Une lettre ouverte des Etats Généraux des Migrations groupe de Montpellier

par Le Poing 11 juin 2021
états généraux des migrations

Nous avons reçu cette lettre ouverte -des Etats généraux des migrations /  groupe local Montpellier – aux candidat.e.s et élu.e.s,  le Poing la relaie

LETTRE OUVERTE à Mesdames et messieurs les candidat.e.s et élu.e.s,

Dans la perspective des élections départementales à venir, les États Généraux des Migrations souhaitent inciter les futur.e.s élu.e.s à prendre des engagements concrets pour la mise en place de mesures d’accueil et pour le respect des droits des personnes exilées. Alors que vous vous apprêtez à concourir pour le premier tour des élections départementales, il nous est apparu fondamental de vous faire part de nos réflexions concernant la responsabilité des départements dans l’accueil et la protection des personnes étrangères et plus particulièrement des jeunes mineur.e.s. Nos constats et propositions figurent dans le document que vous trouverez annexé à la charte d’engagement proposée.

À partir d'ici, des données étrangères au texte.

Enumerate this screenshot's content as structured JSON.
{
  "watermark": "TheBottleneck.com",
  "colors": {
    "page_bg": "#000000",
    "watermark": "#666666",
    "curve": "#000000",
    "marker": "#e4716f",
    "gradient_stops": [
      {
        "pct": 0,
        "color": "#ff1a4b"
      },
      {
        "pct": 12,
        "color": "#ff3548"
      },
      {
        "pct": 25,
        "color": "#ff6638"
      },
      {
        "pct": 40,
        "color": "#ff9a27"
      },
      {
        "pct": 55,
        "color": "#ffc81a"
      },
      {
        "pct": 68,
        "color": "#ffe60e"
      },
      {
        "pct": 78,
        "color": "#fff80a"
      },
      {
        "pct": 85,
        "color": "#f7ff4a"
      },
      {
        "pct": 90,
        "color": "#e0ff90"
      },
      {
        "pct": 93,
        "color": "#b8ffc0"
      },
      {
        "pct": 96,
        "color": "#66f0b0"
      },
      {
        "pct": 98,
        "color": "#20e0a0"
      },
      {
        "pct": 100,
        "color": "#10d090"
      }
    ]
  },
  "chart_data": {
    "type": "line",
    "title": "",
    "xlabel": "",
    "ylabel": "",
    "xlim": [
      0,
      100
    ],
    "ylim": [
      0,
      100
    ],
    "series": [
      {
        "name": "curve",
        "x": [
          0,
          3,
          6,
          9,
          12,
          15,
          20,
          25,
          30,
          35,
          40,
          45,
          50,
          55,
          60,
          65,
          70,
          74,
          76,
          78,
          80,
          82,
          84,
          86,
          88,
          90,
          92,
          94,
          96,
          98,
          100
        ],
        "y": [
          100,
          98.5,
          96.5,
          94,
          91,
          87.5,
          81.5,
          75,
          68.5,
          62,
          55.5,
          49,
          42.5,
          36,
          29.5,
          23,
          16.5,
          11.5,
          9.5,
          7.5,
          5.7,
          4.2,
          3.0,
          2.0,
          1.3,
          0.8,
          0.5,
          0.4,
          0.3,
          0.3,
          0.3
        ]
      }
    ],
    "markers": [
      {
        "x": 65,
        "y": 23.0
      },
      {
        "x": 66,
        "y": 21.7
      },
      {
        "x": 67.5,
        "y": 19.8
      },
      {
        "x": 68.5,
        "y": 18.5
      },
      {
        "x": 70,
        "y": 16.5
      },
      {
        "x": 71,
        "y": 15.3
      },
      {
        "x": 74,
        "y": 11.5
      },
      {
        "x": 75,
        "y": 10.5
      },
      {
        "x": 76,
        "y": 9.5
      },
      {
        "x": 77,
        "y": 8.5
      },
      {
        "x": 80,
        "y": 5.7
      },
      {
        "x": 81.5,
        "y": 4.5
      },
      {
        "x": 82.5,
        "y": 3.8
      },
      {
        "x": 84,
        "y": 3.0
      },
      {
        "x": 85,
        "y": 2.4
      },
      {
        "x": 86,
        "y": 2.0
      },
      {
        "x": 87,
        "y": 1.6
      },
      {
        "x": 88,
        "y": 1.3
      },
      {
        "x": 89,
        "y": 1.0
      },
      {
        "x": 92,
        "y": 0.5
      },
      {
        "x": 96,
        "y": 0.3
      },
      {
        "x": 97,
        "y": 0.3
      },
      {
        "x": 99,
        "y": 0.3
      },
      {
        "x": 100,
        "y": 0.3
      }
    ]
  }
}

Dans l’Hérault, il nous paraît indispensable que les nouveaux élus du Département prennent très rapidement en compte des propositions que nous faisons concernant les MNA, notamment

  • Depuis quelques années, tous les dossiers des jeunes se présentant mineurs au Département sont transmis, après l’évaluation sociale, au Parquet qui mène alors une enquête qui peut durer jusqu’à 2 voire 3 années. Pendant cette période, le jeune est livré à lui-même, sans suivi éducatif régulier, sans scolarisation, ou de préparation à une future entrée en formation. Toutes les démarches administratives pour obtenir un passeport ou demander une carte se séjour sont bloquées.

Nous souhaitons que le Conseil Départemental prenne les initiatives nécessaires pour mettre fin à cette situation et ramener cet accueil provisoire d’urgence à une durée qui doit être la plus courte possible.

  • Nous nous inquiétons par ailleurs du nombre croissant de jeunes se présentant comme mineurs au Département pour demander une protection qui n’ont pas accès à l’évaluation et sont mis directement à la rue. Nous demandons le respect de la loi qui prévoit la mise à l’abri et l’accès à l’évaluation pour tout jeune se présentant mineur.

  • Nous demandons également que l’engagement pris par le CD de ne pas avoir recours au fichier AEM soit maintenu.

La crise sanitaire que nous traversons révèle et accentue les inégalités déjà existantes au sein de notre société. Elle se double d’une crise économique, écologique et sociale qui affecte particulièrement les populations vulnérables, dont font partie un certain nombre de personnes exilées. Pendant la période de confinement, l’aggravation de leurs conditions de vie, déjà souvent précaires, ainsi que les difficultés renforcées d’accès aux droits et aux services publics ont montré les limites du modèle dans lequel nous vivons. Un changement radical des politiques publiques s’impose, prenant en compte l’égalité d’accès aux droits entre les nationaux et toutes les personnes exilées.

Il n’y a pas de « crise migratoire » mais une crise de l’accueil des exilé.e.s.

Faire le choix d’accueillir et non de rejeter, c’est créer une dynamique positive bénéfique pour l’ensemble des habitant.e.s d’un territoire. D’autres réponses sont possibles

Il existe de multiples réseaux et initiatives de solidarité en faveur d’une autre politique migratoire. À leur création en 2017, les Etats Généraux des Migrations ont permis à des ONG et des collectifs/associations de se rassembler et ont contribué à les rendre visibles. La solidarité est toujours très forte aujourd’hui

Nous comptons sur votre volonté de faciliter l’accueil des personnes exilées dans notre département. Et vous invitons dès maintenant à signer la charte d’engagements ci-jointe.